As a man, you’ve really got to “pick your battles,” as they say. Especially in the business sphere or court of public opinion; it doesn’t seem to do a guy any good to be in the public eye any more than he has to. I have always admired the way guys like Jay-Z, Leonardo DiCaprio, and Donald Glover, to name a couple of examples off the top of my head, do not really fuck with social media excessively. Or dudes like Dave Chappelle and Louis CK. These are all dudes considered to be cool and talented in their art forms, and the thing they all have in common is they are not courting attention for themselves unnecessarily. Now of course, I always have to entertain the other side, and I do understand that this embracing of social media is part of what makes a guy like Kanye so appealing to the masses. He isn’t afraid of speaking recklessly (or “the joys of being wrong,” as Chappelle would put it), and this is refreshing in our climate. Another take that argues against my whole restraint bullshit can be found in 48 Laws of Power, “Court attention at all cost,” which is all about how even bad attention can be good (btw, the book contradicts itself because one of the other laws is, “Always say less than necessary.”) Again, I can’t say I disagree with a person who chooses to exercise their free speech at all times rather than practicing restraint. As an artist, I understand that mentality. And I usually believe people should be forgiven for being generically goofy and so forth.

But at the same time, as an artist I also cannot stress the importance of practicing restraint enough to you. A phone is like a stick of dynamite that can ruin your whole life if you are not in charge of your faculties or not maintaining your composure. This is a problem that not only affects majorly iconic figures like Kanye West, but even your average nobody like myself. I unfortunately do not have the luxury of disappearing from social media altogether because I am a nobody, and I have to have an online presence a bit.

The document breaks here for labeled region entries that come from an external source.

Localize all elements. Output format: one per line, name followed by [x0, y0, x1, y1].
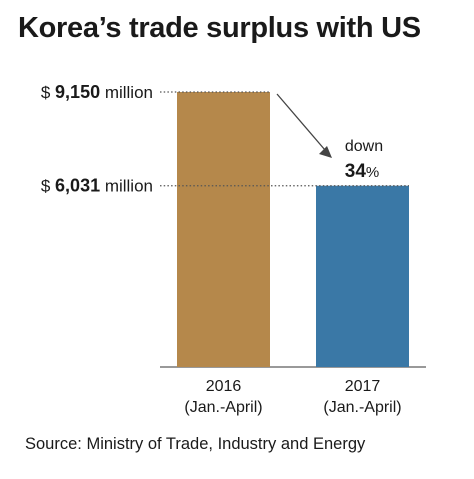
source-note: Source: Ministry of Trade, Industry and … [25, 435, 366, 453]
bar-2017 [316, 185, 409, 367]
decrease-arrowhead [319, 146, 332, 158]
annotation-down: down [345, 138, 383, 155]
category-period-2017: (Jan.-April) [323, 399, 401, 416]
category-period-2016: (Jan.-April) [184, 399, 262, 416]
value-label-2016: $ 9,150 million [41, 82, 153, 102]
bar-2016 [177, 92, 270, 367]
category-label-2017: 2017 [345, 378, 381, 395]
category-label-2016: 2016 [206, 378, 242, 395]
value-label-2017: $ 6,031 million [41, 176, 153, 196]
chart-title: Korea’s trade surplus with US [18, 12, 421, 44]
annotation-percent: 34% [345, 161, 379, 182]
decrease-arrow [276, 93, 326, 151]
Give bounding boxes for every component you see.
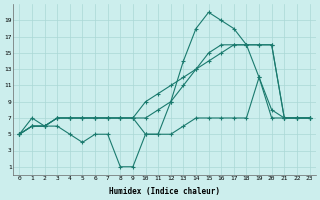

Which means that at any given moment, I always have the thought, “Could this post be the thing that makes people block and run away from you?” It is a very difficult line to balance, because on one hand, you do want to let people see your personality a bit, which could possibly help you to promote your art and so forth. But at the same time, the more people learn who you are as a person, you could also be ruining potential business as well.

More and more, I feel restraint is an important weapon to have in your arsenal because this whole instantaneous reputation ruining thing is a fairly recent phenomenon. I doubt that in the 70s, for example, it was as easy as it is today for an artist to completely ruin the public’s perception of them in such a short span of time. If some famous rock star wanted to do that in the 70s, they’d probably have to make way more of an effort, and then the word would eventually travel and get out that the person in question was fucking up, etc. As artists, we should all remember that with the good these devices and techno bullshit bring us, they have also brought us a world of bad. If you hate Jews, for example, you are probably less likely to channel it into your art these days. Today it feels like people are less inclined to speak through their art, and they are more willing to take the rush or hit of the social media attention instead. I’m not saying that is what Kanye West was doing, I don’t know him personally and can’t speak on that properly, I’m just saying it’s a predicament unique to our particular time as artists. In the past, if a person wanted attention it was a lot harder to get, and people had to try harder.

That’s it for this one. Remember: sometimes no move is the best move.